Stromkreise in Küche und Bad sicher prüfen: Zustand, Warnzeichen und Abschaltkriterien
Einen Sicherheitscheck mit Prioritäten für sofort, bald und planbar. Im Mittelpunkt: sichtbarer Zustand, gefahrlose Eigenkontrollen, Prüfprotokolle, Warnzeichen.
Das Wichtigste in Kürze
- Sichtbarer Zustand, gefahrlose Eigenkontrollen, Prüfprotokolle.
- Der Beitrag liefert einen Sicherheitscheck mit Prioritäten für sofort, bald und planbar.
- Die Seite prüft eine vorhandene Anlage, ohne unzulässige Eigenarbeiten anzuleiten.
Den Sicherheitscheck auf Beobachtung begrenzen
Die Sicherheitsprüfung von Stromkreisen in Küche und Bad beginnt für Eigentümer nicht in der Verteilung, sondern im Raum. Ziel der Eigenkontrolle ist, sichtbare Warnzeichen und Veränderungen sicher zu erkennen, damit eine Elektrofachkraft die richtige Grundlage erhält. Sie öffnen keine Abdeckungen, ziehen keine Einsätze heraus, messen nicht an Steckdosen und ändern keine Schutzgeräte. Gerade in Feuchträumen können falsche Annahmen über Abschaltung oder Schutzleiter gefährlich werden.
Gehen Sie bei Tageslicht durch Küche und Bad und dokumentieren Sie nur frei zugängliche Beobachtungen. Achten Sie auf gerissene oder verfärbte Abdeckungen, lose Steckdosen, fehlende Schutzabdeckungen, Brandgeruch, Knistergeräusche, Verfärbungen, ungewöhnliche Wärme und sichtbare Feuchtigkeit. Im Bad zählen auch Veränderungen der Raumnutzung: Eine neue Dusche, ein umgesetzter Waschtisch oder ein fest montiertes Gerät kann die frühere Planung berühren, selbst wenn zunächst alles funktioniert.
Sofort handeln bei akuten Warnzeichen
Rauch, Brandgeruch, Funken, Knistern, sichtbare Schmorstellen, Wasser an elektrischen Teilen, ein beschädigtes Kabel oder ein Schlaggefühl beim Berühren sind kein Fall für weitere Beobachtung. Halten Sie Personen vom Bereich fern und verständigen Sie bei Gefahr die zuständigen Notdienste. Nutzen Sie eine vorhandene, eindeutig bekannte Abschaltmöglichkeit nur, wenn Sie sie ohne Gefahr erreichen können. Fassen Sie keine nassen Betriebsmittel, Leitungen oder Verteilungsbauteile an und versuchen Sie nicht, eine Sicherung mehrfach wieder einzuschalten.
Nach einer Abschaltung bleibt der betroffene Bereich außer Betrieb, bis eine Elektrofachkraft ihn beurteilt hat.

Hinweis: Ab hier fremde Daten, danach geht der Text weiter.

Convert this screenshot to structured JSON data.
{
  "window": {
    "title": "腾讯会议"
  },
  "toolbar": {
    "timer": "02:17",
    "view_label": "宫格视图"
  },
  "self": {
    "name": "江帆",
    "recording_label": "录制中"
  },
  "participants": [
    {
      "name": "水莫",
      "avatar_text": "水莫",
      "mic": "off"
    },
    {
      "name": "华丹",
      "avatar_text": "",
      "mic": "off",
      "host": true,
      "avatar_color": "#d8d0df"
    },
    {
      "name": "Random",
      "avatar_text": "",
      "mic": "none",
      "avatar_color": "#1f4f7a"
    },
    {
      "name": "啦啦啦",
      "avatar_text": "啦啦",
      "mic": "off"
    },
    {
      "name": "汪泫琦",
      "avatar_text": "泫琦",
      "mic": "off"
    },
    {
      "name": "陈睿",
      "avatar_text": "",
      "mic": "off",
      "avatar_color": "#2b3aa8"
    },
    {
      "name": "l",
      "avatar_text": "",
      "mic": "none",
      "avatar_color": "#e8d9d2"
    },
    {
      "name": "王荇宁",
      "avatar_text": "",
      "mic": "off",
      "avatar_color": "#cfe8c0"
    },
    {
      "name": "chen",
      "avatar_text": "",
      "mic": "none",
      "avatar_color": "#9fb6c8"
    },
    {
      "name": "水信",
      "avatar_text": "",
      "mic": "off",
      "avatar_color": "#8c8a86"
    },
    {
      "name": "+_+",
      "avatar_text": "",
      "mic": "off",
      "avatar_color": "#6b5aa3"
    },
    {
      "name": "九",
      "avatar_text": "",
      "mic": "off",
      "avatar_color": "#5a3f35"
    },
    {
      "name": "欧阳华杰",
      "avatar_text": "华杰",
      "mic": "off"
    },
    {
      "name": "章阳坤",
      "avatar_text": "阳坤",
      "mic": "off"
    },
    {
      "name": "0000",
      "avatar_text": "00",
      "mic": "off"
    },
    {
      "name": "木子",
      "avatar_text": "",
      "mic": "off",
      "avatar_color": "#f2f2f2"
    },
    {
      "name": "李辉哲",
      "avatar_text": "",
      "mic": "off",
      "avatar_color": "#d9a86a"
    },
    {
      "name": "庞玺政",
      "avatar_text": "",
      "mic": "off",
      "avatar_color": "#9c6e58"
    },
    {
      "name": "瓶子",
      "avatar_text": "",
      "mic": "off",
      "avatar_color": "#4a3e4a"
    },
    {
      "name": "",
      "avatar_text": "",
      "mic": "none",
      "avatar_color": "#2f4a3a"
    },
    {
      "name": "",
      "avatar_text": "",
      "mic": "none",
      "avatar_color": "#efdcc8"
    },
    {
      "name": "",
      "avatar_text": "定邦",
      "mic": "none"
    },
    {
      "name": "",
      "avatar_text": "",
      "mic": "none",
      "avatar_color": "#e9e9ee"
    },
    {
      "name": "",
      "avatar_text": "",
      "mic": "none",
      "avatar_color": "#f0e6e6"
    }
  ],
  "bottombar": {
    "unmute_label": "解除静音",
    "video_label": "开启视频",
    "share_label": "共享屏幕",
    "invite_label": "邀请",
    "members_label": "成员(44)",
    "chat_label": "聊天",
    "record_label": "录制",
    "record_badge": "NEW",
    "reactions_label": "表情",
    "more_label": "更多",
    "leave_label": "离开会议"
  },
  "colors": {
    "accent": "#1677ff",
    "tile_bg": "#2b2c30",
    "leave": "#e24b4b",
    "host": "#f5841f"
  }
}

Das gilt auch, wenn sich das Gerät nach kurzer Zeit scheinbar wieder normal verhält. Ein wiederholtes Auslösen ist eine Schutzreaktion oder ein Hinweis auf ein Problem; durch Zurücksetzen wird die Ursache nicht beseitigt.
Zeitnahen Fachtermin bei wiederkehrenden Auffälligkeiten ansetzen
Nicht jede Auffälligkeit ist ein Notfall, aber sie sollte dokumentiert und ernst genommen werden. Dazu gehören wiederkehrend auslösende Schutzorgane, flackerndes Licht bei Lastwechsel, Steckdosen mit lockerem Sitz, sichtbare Alterung, unklare Beschriftung, häufig überlastete Mehrfachsteckdosen oder Feuchte in der Nähe elektrischer Anschlüsse. Im Bad ist außerdem jedes neu hinzukommende fest angeschlossene Gerät ein Anlass, Lage und Schutzkonzept prüfen zu lassen.
Notieren Sie Datum, Uhrzeit, betroffenen Raum, sichtbare Beobachtung, gleichzeitig betriebene Geräte und die genaue Beschriftung des ausgelösten Schalters, soweit sie außen ablesbar ist. Ein Foto aus sicherem Abstand kann helfen. Schreiben Sie Tatsachen auf, nicht Diagnosen: „Steckdose warm nach Nutzung des Wasserkochers“ ist hilfreicher als „Leitung zu klein“. Die technische Ursache ermittelt der Fachbetrieb durch geeignete Messungen und Sichtprüfung.
Planbare Bestandsprüfung bei Umbau oder Unsicherheit
Eine planbare Prüfung ist sinnvoll vor neuer Küche, Badmodernisierung, Einbau von Waschmaschine oder Trockner, zusätzlichen Festgeräten, Wandöffnungen oder einer Erweiterung der Verteilung. Auch wenn keine Störung sichtbar ist, können alte Unterlagen, fehlende Stromkreiszuordnung oder ungeklärte Leitungswege eine Fachprüfung rechtfertigen. Die Fachkraft klärt, ob Bestand, Leitungsführung, Schutzleiter, Schutzorgane und Abschaltbedingungen für die geplante Nutzung geeignet sind.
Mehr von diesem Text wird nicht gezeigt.